Interviewer: Thuesen, Sarah
Interviewee: Tillow, Kay
Abstract: Kay Tillow was raised in Paducah, Kentucky, during the 1940s and 1950s before she moved to Illinois to attend college. While a student, Tillow became interested in issues of social justice. After spending a year abroad in Ghana, Tillow returned to the United States to finish her education. In the early 1960s, Tillow went south to participate in the civil rights struggle, volunteering with SNCC. Shortly thereafter, she began to focus on labor activism, working with coal miners in Hazard, Kentucky, an experience she describes here. In the late 1970s, Tillow (along with her husband) worked for the United Electrical Workers and the National Union of Hospital and Health Care Employees (Local 1199) in Pennsylvania. Tillow returned to Kentucky in 1988, in part because she believed that the South played an especially crucial role in the labor movement. She spent one year working for the International Association of Machinists in her hometown of Paducah before she moved to Louisville to help the Machinists in their sponsorship of the newly formed Nurses Professional Organization (NPO). Tillow describes her work with the NPO, including her close working relationship with Gemma Zeigler. She explains the obstacles they faced in organizing nurses and their narrow defeat in the 1989 election. Tillow continued to work closely with the NPO throughout the 1990s up to the time of the interview in 2006. After the failed election in 1989, the NPO severed its ties with the Machinists, forming an affiliation with the American Federation of State and County Municipal Employees (AFSCME).
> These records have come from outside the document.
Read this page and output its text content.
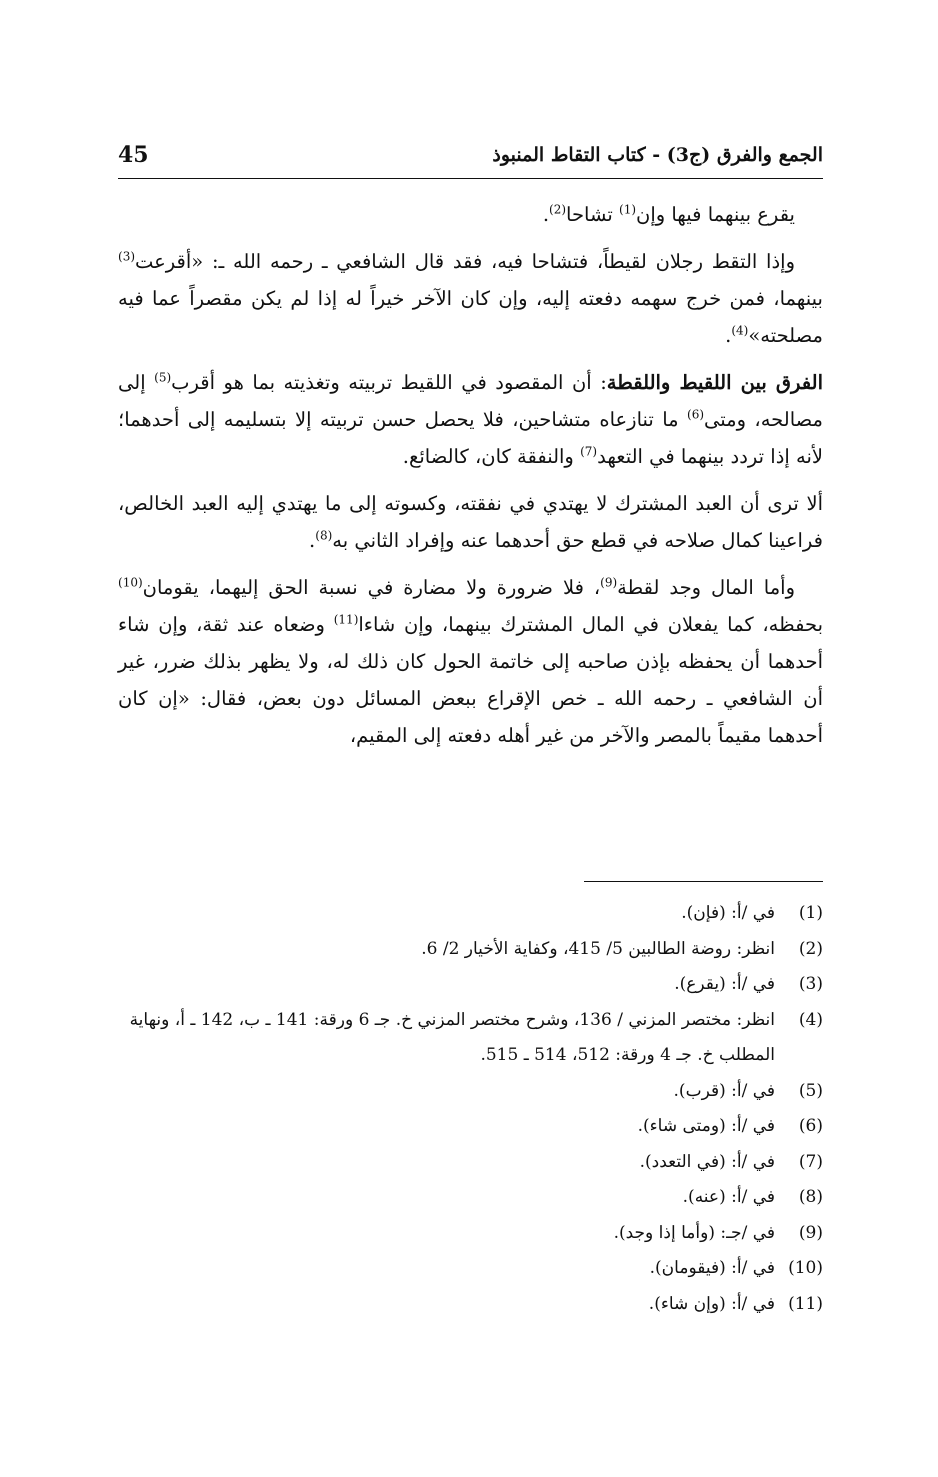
الجمع والفرق (ج3) - كتاب التقاط المنبوذ
45

يقرع بينهما فيها وإن$^{(1)}$ تشاحا$^{(2)}$.

وإذا التقط رجلان لقيطاً، فتشاحا فيه، فقد قال الشافعي ـ رحمه الله ـ: «أقرعت$^{(3)}$ بينهما، فمن خرج سهمه دفعته إليه، وإن كان الآخر خيراً له إذا لم يكن مقصراً عما فيه مصلحته»$^{(4)}$.

الفرق بين اللقيط واللقطة: أن المقصود في اللقيط تربيته وتغذيته بما هو أقرب$^{(5)}$ إلى مصالحه، ومتى$^{(6)}$ ما تنازعاه متشاحين، فلا يحصل حسن تربيته إلا بتسليمه إلى أحدهما؛ لأنه إذا تردد بينهما في التعهد$^{(7)}$ والنفقة كان، كالضائع.

ألا ترى أن العبد المشترك لا يهتدي في نفقته، وكسوته إلى ما يهتدي إليه العبد الخالص، فراعينا كمال صلاحه في قطع حق أحدهما عنه وإفراد الثاني به$^{(8)}$.

وأما المال وجد لقطة$^{(9)}$، فلا ضرورة ولا مضارة في نسبة الحق إليهما، يقومان$^{(10)}$ بحفظه، كما يفعلان في المال المشترك بينهما، وإن شاءا$^{(11)}$ وضعاه عند ثقة، وإن شاء أحدهما أن يحفظه بإذن صاحبه إلى خاتمة الحول كان ذلك له، ولا يظهر بذلك ضرر، غير أن الشافعي ـ رحمه الله ـ خص الإقراع ببعض المسائل دون بعض، فقال: «إن كان أحدهما مقيماً بالمصر والآخر من غير أهله دفعته إلى المقيم،

(1)
في /أ: (فإن).
(2)
انظر: روضة الطالبين 5/ 415، وكفاية الأخيار 2/ 6.
(3)
في /أ: (يقرع).
(4)
انظر: مختصر المزني / 136، وشرح مختصر المزني خ. جـ 6 ورقة: 141 ـ ب، 142 ـ أ، ونهاية المطلب خ. جـ 4 ورقة: 512، 514 ـ 515.
(5)
في /أ: (قرب).
(6)
في /أ: (ومتى شاء).
(7)
في /أ: (في التعدد).
(8)
في /أ: (عنه).
(9)
في /جـ: (وأما إذا وجد).
(10)
في /أ: (فيقومان).
(11)
في /أ: (وإن شاء).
She describes how the NPO shifted its attention to achieving bargaining power with hospitals and the primary healthcare system in Louisville as it traded hands from Humana, Inc., to Columbia/NCA to Norton Healthcare, Inc. In addition, she discusses in detail the varied working conditions nurses and healthcare providers faced, focusing especially on discriminatory practices and administrative harassment against union activists. The interview concludes with Tillow's discussion of how the labor movement fit more broadly into what she calls a "human rights movement," and she reflects on her hopes that the nurses in Louisville would eventually succeed in their efforts to organize.